FIGURE 3. Graphical user interface of the KARGAMobile app. The figure shows (left to right) the start menu, configuration, file selection and run screens.

Visualizing results

When the ARG analysis is done, the app enables the ‘Show Results’ button that can be seen in the rightmost screen in Figure 3. It is also at this point that the system automatically creates and stores a comma-separated value file with every identified ARG in the default app location folder. This file can be kept for future reference and can also be sent to others. When the ‘Show Results’ button is pressed, the user is taken to the results screen, which can be seen in the first image in Figure 4. The results screen tab menu give the user three different options: “Genes”, “Classes”, and “Export’, with the “Genes” tab selected by default. In this first tab, the user is presented with the resulting ARG list. To display the ARG list directly in screen, the app makes use of a memory efficient solution provided by Android Jetpack’s RecyclerView (https://developer.android.com/guide/topics/ui/layout/recyclerview). With this component, the system is able to dynamically display large lists of items that only consume phone resources when the objects are being rendered on screen. Each item that comes into view is then displayed by automatically parsing all the ARG information into another Android component, called a CardView object. Using CardView works as a convenient graphical template that maintains a normalized visual aesthetic, which can also be easily modified in future app versions. In our tests, we were able to render ARG lists with approximately 5,000 different objects without delays when scrolling through the item collection. When the user taps the second tab, “Classes”, the app displays a bar graph that represents the top 10 most frequent ARG classes in the list, as seen in the second image of Figure 4. This graph can be easily explored and manipulated using common touch gestures such as the two-finger pinch, which allows the user to zoom-in and out on their element of choice. Also when selected, each bar in the graph will be highlighted in a different color and indicate the ARG class that it represents. Finally, the last tab in the Results section, ‘Export’, provides the user with the sharing functionality, which in turn leverages underlying Android capabilities (https://developer.android.com/training/secure-file-sharing/share-file), as seen on the last two images in Figure 4. With this feature, the user can send the ARG list to any of the different apps in their phone, be it messaging, e-mail, collaboration and work, or cloud-storage.

FIGURE 4
www.frontiersin.org

FIGURE 4. Screenshots of the KARGAMobile app after completing a run, showing (from left to right) the ARG coverage and depth summaries in textual mode, the visual charts of ARGs grouped by AMR classes, and the export/sharing data options.
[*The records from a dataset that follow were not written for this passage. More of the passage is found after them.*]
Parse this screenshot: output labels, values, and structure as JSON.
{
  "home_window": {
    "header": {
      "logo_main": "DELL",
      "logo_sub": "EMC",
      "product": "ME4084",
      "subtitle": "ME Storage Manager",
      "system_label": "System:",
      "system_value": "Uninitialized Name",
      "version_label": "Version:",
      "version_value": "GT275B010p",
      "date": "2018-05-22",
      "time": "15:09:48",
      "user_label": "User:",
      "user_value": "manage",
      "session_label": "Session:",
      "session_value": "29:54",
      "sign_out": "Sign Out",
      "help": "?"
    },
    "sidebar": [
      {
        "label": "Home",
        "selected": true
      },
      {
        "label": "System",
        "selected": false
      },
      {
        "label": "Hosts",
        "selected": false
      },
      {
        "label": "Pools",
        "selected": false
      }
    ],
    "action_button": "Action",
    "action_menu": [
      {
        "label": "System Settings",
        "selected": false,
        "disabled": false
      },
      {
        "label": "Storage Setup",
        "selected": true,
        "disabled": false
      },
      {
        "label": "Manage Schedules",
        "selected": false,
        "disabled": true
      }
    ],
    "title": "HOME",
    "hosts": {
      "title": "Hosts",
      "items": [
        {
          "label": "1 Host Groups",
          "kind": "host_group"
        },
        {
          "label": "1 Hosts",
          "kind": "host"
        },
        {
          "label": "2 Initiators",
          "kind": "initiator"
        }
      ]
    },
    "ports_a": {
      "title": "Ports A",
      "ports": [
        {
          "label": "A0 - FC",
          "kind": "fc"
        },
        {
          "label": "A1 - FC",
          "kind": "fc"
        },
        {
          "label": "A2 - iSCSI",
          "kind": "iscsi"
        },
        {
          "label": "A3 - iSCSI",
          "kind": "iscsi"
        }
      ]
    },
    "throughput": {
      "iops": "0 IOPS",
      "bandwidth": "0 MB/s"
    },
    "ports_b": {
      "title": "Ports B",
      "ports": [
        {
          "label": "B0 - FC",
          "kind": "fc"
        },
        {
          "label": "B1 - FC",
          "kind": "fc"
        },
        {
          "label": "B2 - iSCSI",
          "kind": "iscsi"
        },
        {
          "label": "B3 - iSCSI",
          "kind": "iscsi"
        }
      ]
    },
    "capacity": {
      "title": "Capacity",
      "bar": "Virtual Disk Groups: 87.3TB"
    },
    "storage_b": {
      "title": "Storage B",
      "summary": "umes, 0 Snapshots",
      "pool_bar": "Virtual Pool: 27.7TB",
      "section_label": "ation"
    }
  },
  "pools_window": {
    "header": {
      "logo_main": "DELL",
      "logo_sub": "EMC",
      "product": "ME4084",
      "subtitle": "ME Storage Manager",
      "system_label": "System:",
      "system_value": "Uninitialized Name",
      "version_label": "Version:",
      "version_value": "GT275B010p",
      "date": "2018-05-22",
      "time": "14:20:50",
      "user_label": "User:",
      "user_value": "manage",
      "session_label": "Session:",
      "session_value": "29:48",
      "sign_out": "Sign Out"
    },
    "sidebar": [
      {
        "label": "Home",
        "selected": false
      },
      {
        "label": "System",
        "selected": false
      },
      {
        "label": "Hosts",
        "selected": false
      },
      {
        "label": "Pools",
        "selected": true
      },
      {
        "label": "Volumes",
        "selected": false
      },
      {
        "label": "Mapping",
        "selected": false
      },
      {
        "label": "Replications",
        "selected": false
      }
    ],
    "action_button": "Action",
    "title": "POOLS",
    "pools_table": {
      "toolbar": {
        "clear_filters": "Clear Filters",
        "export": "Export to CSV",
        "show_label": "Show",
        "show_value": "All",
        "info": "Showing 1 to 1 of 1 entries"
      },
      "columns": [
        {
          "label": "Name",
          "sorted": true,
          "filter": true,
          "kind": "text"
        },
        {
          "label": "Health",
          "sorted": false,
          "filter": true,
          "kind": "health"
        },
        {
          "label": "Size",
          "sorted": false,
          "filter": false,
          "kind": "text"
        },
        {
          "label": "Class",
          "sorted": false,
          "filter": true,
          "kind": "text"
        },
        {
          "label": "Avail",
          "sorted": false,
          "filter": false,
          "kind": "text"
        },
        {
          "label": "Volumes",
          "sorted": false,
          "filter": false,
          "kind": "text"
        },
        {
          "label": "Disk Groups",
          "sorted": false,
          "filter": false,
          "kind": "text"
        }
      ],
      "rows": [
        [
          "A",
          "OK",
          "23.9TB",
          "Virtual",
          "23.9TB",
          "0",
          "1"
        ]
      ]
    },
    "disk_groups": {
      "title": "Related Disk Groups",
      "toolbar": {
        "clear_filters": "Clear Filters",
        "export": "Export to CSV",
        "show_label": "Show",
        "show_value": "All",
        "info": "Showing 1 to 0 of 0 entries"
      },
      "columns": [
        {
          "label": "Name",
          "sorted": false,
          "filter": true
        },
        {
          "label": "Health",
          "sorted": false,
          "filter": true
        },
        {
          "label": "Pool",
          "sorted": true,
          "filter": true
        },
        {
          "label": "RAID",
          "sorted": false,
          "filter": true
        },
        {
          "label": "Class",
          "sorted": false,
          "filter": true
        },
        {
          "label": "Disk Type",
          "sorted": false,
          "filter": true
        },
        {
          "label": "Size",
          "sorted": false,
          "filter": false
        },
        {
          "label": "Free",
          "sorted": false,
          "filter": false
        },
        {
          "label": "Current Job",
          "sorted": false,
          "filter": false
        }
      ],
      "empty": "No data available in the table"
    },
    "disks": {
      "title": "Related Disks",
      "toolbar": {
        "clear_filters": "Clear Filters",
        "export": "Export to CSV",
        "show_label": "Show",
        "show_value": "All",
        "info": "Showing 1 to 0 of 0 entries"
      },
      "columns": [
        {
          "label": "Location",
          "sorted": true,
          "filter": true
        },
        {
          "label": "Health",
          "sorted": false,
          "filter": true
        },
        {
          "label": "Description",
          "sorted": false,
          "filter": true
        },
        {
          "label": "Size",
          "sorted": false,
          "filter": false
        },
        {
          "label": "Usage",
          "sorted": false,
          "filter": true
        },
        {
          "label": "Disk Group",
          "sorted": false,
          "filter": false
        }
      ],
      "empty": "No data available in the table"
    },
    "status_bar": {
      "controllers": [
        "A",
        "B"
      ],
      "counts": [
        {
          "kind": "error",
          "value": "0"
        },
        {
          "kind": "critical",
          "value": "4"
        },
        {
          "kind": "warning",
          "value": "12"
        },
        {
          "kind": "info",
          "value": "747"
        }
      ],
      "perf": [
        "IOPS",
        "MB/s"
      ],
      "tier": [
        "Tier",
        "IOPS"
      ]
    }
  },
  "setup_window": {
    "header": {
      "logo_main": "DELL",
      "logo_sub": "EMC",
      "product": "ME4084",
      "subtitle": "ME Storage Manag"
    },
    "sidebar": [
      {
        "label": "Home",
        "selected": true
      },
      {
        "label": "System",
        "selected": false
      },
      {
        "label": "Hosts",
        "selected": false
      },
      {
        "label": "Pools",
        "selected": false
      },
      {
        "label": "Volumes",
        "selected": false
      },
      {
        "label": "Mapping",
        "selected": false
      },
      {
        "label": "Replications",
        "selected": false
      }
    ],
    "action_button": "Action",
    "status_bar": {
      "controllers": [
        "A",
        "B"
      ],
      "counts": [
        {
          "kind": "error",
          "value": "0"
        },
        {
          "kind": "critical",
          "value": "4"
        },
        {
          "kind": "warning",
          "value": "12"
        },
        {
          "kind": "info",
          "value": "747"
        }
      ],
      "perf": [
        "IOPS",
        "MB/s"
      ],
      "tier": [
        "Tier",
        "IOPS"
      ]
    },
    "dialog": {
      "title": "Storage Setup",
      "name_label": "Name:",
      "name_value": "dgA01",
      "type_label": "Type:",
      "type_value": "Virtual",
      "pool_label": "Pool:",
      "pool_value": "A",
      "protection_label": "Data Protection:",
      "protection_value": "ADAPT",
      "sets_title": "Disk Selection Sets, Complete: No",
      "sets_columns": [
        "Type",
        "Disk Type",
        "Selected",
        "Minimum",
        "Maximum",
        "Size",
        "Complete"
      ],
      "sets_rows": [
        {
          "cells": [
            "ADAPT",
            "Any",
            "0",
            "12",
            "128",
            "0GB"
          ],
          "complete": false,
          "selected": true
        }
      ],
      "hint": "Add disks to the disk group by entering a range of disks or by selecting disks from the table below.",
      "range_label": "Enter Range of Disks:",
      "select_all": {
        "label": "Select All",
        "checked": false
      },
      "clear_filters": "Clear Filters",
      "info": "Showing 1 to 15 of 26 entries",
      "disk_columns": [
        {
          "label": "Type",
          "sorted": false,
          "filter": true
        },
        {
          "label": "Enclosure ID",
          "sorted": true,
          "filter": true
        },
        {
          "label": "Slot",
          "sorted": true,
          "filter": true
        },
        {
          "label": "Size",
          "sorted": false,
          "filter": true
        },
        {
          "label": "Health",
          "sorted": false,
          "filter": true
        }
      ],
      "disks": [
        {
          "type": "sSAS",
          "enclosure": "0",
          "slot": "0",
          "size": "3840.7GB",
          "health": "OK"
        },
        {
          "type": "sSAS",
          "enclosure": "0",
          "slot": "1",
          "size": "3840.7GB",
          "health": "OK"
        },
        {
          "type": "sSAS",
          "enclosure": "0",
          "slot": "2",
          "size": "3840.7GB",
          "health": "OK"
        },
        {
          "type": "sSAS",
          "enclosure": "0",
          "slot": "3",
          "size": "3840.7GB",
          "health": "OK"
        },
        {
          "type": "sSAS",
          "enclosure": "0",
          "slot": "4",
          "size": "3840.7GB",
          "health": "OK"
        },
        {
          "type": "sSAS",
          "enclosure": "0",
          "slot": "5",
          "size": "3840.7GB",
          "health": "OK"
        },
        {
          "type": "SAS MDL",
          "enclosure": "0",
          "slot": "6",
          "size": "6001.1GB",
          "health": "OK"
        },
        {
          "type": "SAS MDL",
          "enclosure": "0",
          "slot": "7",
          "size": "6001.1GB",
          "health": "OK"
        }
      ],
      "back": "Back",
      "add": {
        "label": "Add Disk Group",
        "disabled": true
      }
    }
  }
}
Data and experimental settings

To validate KARGAMobile’s performance in detecting ARGs, we used first semi-synthetic datasets and then real, experimental Nanopore data. The semi-synthetic data that included ARGs from the MEGARes database v.2.0 (ground truth for antibiotic resistance) and genes sampled from a vertebrate genome (ground truth for non-ARG genes), the Sus scrofa. MEGARes contains about 8,000 ARGs responsible for antibiotic resistance (with the top-5 being betalactams, aminoglycosides, glycopeptides, fluoroquinoloes, and tetracyclines), as well as metals and biocides. The datasets were generated using PBSIM2 (Ono et al., 2020), with Nanopore-specific chemistry simulation (ratio of differences for substitutions, insertions, and deletions set as 23, 31, and 46), tailored for bacteria and vertebrate organisms (PSBIM2 models R10.3 and R9.4, respectively). Target coverage was 10x, 32x, and 64x for MEGARes, and 0.5x, 1x, and 2x for Sus scrofa. According to coverage, three datasets were generated, made of 165,038 (165K), 537,927 (500K), and 1,070,717 (1M) reads. The model-based median (min-max) error rate was set to the default value for Nanopore, which was 15% (0%–35%), and all other PBSIM2 parameters were also set to Nanopore defaults. We calculated overall accuracy and false positive rate, comparing results against KARGA. Also, the parameter k was optimized to maximize performance with Nanopore data, since the default value of KARGA is tailored to Illumina sequencing technology.

The real Nanopore experiments included both targeted whole genome sequencing and metagenomics. The targeted sequencing data were previously published by (Peter et al., 2020), who tracked ARGs in outbreaks of Citrobacter cronae, Citrobacter freundii, and Pseudomonas aeruginosa from a German hospital over six years. The metagenomics data have been presented by (Yang et al., 2019), who analyzed clinical respiratory specimens from people hospitalized with severe pneumonia (both culture-positive and culture-negative) undergoing mechanically-ventilation. These Nanopore data are available publicly at https://www.ncbi.nlm.nih.gov/sra/?term=PRJEB31907 and https://www.ncbi.nlm.nih.gov/sra/?term=PRJNA554461, respectively.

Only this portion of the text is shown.